E quel che è peggio di pubblicarne i risultati: “Il premier più popolare di sempre”, “Conte guida la classifica degli ultimi 24 anni”, “Il miglior premier dal 1994”. Figuratevi come dev’essersi sentito il povero Folli, che domenica sera, un attimo prima di planare tra le braccia di Morfeo pregustando una notte di tregenda con crisi di governo incorporata, aveva vergato la solita colonna carica di foschi presagi sugli “errori” e l’“inesperienza” di Conte, partito per Bruxelles senza neppure chiedergli un consiglio né “presentare il piano per le riforme” (che, non sapendo quanti soldi arriveranno, non l’ha presentato nessuno dei 27 Stati membri). Così, per colpa sua, “la coperta si è rattrappita” e “i miliardi si sono ridotti” a maggior gloria dell’Olanda, la nuova patria di Fca governata dall’ottimo Rutte, dipinto come “uomo nero” mentre è un fico pazzesco (“ha avuto campo libero”). Quindi ora avremo nefasti “riflessi in patria dello psicodramma” che non potranno non travolgere quel pirla del premier. Non subito, ma presto, prestissimo: “All’inizio prevarrà una certa solidarietà in chiave, diciamo così, nazionalista verso l’uomo che s’è battuto senza risparmio… Anzi, una sapiente regia mediatica (il solito Casalino, che com’è noto controlla tutti i giornali, nessuno escluso, ndr) può persino riuscire a incrementare a breve la popolarità del premier combattente sfortunato” (battutona). Insomma “oggi nessuno può volere una crisi di governo”, a parte lui. Ma lui – 24 ore prima dell’accordo – già sa che “la riduzione dei sussidi a fondo perduto lascia scoperta una quota tra i 20 e i 30 miliardi che a Roma si considerava già acquisita” (l’altra sera, per dire, da Checco er Carrettiere non si parlava d’altro). Dunque “ora il Mes torna d’attualità”, anzi “diventa una priorità”, e pure “urgente”.

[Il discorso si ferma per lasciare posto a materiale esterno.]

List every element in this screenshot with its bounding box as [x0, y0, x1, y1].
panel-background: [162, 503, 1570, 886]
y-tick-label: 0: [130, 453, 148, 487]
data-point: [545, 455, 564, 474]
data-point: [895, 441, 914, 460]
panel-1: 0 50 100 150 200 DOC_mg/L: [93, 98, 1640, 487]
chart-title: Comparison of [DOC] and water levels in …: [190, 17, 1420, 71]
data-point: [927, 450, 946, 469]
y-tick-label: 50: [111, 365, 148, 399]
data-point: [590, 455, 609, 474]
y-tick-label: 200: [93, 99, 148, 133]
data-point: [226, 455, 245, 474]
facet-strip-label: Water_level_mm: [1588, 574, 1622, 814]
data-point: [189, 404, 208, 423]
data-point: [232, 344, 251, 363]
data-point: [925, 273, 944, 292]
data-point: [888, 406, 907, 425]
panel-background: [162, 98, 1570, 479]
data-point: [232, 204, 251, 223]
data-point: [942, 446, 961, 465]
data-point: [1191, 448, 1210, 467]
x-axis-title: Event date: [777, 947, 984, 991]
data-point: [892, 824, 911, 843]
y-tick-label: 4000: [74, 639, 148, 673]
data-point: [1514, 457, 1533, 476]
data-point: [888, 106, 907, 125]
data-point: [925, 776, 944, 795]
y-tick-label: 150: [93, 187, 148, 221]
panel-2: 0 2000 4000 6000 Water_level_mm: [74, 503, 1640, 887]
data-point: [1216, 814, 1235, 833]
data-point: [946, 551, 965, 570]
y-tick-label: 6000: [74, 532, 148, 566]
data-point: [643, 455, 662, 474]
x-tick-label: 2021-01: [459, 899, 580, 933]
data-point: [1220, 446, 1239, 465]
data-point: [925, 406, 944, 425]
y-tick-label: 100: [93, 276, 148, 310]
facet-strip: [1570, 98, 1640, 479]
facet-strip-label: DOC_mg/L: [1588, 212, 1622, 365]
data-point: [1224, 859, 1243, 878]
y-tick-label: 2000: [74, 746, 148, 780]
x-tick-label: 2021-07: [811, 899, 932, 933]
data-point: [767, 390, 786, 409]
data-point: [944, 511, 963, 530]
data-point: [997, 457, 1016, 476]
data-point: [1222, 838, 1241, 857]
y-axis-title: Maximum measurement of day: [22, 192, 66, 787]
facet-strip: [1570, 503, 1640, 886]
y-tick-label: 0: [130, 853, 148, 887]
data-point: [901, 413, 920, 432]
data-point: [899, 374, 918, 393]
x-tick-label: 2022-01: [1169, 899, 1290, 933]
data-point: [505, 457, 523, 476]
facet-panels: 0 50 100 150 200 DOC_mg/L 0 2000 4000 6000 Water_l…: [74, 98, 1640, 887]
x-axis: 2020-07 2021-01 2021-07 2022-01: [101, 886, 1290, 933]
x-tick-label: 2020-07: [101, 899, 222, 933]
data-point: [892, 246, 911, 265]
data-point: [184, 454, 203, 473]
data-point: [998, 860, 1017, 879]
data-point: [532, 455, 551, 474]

A Bruxelles nessuno ne parla, perché nessuno lo vuole. Ma il Mes è il sogno erotico di Folli: il fatto che sia un prestito e non un sussidio e che i prestiti del Recovery fund aumentino col taglio dei sussidi, con meno rischi di quelli del Mes, e che nell’ultima bozza di accordo l’Italia perda solo 3,5 miliardi di sussidi e ne guadagni 38 di prestiti (pari a quelli del Mes), non lo sfiora. E neppure il fatto che, con quel che s’è visto dai “frugali”, il pericolo di ritrovarsi condizionalità ex post una volta presi i soldi del Mes è ancor più alto di prima. Ma lui somma le mele alle banane perché del Mes non gliene frega nulla: ciò che conta è che “il Pd è favorevole e i 5S contrari, ma dovranno rivedere la loro posizione e dividersi” e “per il Conte2 questo è il nuovo ostacolo”, che “dopo le elezioni di settembre potrebbe rivelarsi troppo alto”. E lì, finalmente, sarà l’apocalisse. Al solo pensiero, gli si rizza il riportino.